Re: Boundary cond. at Infinity
- To: mathgroup@smc.vnet.net
- Subject: [mg12160] Re: [mg12097] Boundary cond. at Infinity
- From: Bob Hanlon <BobHanlon@aol.com>
- Date: Mon, 27 Apr 1998 01:46:44 -0400
f[x_, a_] := Hypergeometric2F1[(a + 1)/2, 1, (a + 1)/2 + 1, -Exp[2*x]] There is a discontinuity at Solve[(a + 1)/2 + 1 == 0, a] {{a -> -3}} Plot3D[Hypergeometric2F1[(a + 1)/2, 1, (a + 1)/2 + 1, -Exp[2*x]], {a, -4, 4}, {x, 0, 4}, PlotPoints -> 21, AxesLabel -> {"a", "x", None}]; Linear transformation (Abramowitz and Stegun, 15.3.5): trans = Hypergeometric2F1[a_, b_, c_, z_] -> Hypergeometric2F1[b, c - a, c, z/(z - 1)]/(1 - z)^b; Simplify[f[x, a] /. trans] Hypergeometric2F1[1, 1, (a + 3)/2, Exp[2*x]/(1 + Exp[2*x])]/ (1 + Exp[2*x]) As x approaches Infinity, the numerator will tend towards Hypergeometric2F1[1, 1, (a + 3)/2, 1] (a + 1)/(a - 1) And the denominator tends to Infinity.

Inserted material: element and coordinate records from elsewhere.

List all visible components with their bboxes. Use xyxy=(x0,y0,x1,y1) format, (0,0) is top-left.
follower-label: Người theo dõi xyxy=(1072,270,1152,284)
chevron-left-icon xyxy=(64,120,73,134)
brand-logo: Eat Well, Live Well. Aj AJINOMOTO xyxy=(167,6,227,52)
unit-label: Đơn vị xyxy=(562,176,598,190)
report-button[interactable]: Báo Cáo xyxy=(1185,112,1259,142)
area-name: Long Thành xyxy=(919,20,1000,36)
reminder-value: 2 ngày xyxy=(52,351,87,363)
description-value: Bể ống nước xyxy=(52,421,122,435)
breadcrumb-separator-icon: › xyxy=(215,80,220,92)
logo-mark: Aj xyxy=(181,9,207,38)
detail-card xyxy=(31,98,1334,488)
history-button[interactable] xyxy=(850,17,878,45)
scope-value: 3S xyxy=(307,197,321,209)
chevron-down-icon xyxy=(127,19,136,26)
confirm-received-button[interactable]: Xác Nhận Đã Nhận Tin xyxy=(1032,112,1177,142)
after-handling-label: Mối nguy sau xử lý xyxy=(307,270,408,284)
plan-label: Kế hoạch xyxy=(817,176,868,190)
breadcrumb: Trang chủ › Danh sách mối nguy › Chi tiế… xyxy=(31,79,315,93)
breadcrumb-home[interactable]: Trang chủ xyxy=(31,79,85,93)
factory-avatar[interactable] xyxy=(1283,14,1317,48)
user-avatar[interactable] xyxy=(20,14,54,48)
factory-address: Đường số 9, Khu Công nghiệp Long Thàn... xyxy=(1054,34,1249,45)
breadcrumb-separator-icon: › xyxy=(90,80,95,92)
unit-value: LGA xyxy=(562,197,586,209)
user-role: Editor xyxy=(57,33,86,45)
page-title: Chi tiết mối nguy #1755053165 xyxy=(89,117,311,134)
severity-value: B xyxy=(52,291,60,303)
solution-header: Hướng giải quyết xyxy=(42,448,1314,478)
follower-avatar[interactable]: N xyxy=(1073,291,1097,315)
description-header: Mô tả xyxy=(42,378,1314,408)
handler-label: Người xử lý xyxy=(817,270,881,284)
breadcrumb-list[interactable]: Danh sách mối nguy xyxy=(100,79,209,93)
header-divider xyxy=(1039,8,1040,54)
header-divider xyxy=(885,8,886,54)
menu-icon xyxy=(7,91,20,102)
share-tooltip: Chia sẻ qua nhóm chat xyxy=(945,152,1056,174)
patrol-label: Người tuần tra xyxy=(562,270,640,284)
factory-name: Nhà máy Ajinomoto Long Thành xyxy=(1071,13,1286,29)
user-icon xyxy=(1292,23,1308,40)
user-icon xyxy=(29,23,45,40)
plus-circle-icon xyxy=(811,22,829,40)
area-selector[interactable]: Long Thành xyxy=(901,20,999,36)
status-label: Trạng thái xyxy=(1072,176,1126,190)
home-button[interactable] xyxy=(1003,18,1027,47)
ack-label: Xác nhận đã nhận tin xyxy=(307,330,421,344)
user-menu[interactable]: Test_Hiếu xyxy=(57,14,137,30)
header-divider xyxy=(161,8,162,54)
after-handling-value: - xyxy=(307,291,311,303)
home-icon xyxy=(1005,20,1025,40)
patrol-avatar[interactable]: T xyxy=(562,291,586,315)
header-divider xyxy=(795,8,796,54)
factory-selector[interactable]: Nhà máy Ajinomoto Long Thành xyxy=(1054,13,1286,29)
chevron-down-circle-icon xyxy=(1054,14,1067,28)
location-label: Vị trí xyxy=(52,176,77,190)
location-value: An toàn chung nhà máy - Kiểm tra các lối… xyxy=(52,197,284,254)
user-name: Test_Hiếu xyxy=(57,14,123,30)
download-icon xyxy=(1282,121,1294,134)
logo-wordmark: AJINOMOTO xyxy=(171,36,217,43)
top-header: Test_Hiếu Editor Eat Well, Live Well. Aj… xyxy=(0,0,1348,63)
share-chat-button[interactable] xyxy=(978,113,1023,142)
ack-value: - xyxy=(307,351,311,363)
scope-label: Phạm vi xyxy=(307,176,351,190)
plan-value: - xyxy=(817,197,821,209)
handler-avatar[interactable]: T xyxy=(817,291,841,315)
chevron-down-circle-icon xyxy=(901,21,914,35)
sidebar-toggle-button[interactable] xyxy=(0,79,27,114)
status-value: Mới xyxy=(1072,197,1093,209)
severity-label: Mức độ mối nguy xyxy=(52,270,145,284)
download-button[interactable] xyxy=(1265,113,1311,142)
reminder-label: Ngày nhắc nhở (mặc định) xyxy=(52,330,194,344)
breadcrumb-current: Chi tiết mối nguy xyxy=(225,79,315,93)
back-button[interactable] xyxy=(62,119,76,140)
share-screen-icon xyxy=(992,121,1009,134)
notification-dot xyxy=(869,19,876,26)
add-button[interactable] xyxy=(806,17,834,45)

The limit is then zero. Bob Hanlon In a message dated 4/25/98 6:18:19 AM, gold@dresden.isi.kfa-juelich.de wrote: >And Math.3.0 give me an answer in terms of PolyGamma's and >Hypergeometric2F1's with one constant C[2] which I want to find by >myself. To find it I need to know the behavior of e.g. >Hypergeometric2F1[(1 + a)/2, 1, 1 + (1 + a)/2, -E^(2*x)] at infinity. >How can I ask Mathematica to show me the behavior of arbitrary function >at infinity? I expect to get something like x*Exp[-2*x] i.e. Taylor is >of no use in this case since the behavior is exponential with unknown >power.